It's three o'clock. Where are your kids?
That's the message local organizers of Craig's Boys and Girls Club hope community members will consider as they reach for their pocketbooks to assist the start-up afterschool program.
Craig's Boys and Girls Club organizers officially launched a capital fund-raising campaign Tuesday during a luncheon with about 30 invited community members.
Chuck Dodd, chairman of the capital campaign, wants to raise $100,000 in the campaign's first few months for improvements to their building, the former site of the National Guard Armory off Victory Way. Organizers have already collected about $100,000 for the program -- almost half of those dollars have been donated by a local trust.
Dodd is a former Moffat County school board member who has been involved in the junior golf program and the United Way.
After the initial capital fund-raising campaign, club organizers plan to raise money indefinitely for the non-profit facility that should operate on a $400,000 a year budget.
The largest expenses will pay salaries for three to six full-time employees and a few part-time employees, said club organizer Pres Askew.
Floor plans for the club building presented Tuesday include a teen center, an arts and crafts room, a learning center with computer access and a new synthetic layer to replace the cement-floored gymnasium.
"We want the Boys and Girls Club to be the anchor store of afterschool programs here," said Jim Dodd, Craig's Boys and Girls Club executive director. "We want to be a complementary facility for all programs."
Club organizers plan to open the facility in June when school's out for the summer for many Moffat County School District students. The facility should be open for Boys and Girls Club members from the time school ends to roughly 7:30 p.m. next school year.
Community groups will be encouraged to access the facility during off-hours, Askew said.
"This will be a building for all," he said. "A building for kids."
Boys and Girls Club organizers are leasing the former Armory building from Moffat County. The county has been leasing the building from the state since 1996.
Lease agreements on the building continue through 2011. Recently, the state Department of Military and Veterans Affairs began looking into selling the building after the Colorado National Guard said they had no use for it. But that was before state officials realized the Boys and Girls Club was using the facility.
"We're going to work with the county and the community to do what's right," said William Robinson, the department's deputy director. "At the appropriate time, working with them, we could put it up for sale ... but we wouldn't be getting ready to do that for several months."
The state is under no federal mandate to sell the building, Robinson said.
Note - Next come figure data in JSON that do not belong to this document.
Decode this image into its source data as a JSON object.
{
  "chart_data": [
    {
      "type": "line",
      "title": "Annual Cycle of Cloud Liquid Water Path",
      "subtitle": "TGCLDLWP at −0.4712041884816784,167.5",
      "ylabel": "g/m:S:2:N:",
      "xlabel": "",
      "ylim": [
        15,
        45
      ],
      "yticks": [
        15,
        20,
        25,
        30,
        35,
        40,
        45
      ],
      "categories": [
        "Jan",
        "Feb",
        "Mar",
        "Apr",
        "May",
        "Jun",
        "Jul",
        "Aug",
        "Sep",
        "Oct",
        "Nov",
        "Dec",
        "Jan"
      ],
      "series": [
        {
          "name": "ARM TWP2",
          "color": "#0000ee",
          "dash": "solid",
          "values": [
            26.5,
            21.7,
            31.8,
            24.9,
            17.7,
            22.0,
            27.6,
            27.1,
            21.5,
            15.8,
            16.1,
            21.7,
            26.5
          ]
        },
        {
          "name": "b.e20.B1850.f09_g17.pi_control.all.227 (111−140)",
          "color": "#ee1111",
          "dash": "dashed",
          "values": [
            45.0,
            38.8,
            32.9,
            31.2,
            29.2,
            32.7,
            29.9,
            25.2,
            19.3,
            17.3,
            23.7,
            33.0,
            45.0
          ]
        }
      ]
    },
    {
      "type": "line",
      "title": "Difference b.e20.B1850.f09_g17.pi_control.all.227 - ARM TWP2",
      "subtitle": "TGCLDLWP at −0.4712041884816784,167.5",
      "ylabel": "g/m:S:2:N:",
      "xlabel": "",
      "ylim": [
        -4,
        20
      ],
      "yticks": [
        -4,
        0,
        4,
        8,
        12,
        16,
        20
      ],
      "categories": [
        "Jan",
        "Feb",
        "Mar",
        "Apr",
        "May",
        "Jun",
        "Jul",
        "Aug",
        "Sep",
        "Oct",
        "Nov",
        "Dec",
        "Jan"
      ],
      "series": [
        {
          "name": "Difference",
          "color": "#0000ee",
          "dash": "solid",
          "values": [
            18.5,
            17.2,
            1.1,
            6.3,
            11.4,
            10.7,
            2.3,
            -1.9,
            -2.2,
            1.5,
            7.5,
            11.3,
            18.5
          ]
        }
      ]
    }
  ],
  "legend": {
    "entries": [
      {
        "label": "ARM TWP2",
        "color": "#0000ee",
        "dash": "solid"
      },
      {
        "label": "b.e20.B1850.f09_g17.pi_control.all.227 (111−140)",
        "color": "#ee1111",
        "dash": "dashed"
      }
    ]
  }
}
The building can't be sold until it's appraised.
Askew said the Craig Boys and Girls Club isn't in a hurry to purchase the building. And the club would only consider buying it if the price was right. Askew said that would mean an asking price of no more than $400,000.
"I think in two or three years we may find a funding source to buy the building," Askew said. "I think it would be onerous if we tried to raise the money to buy it today."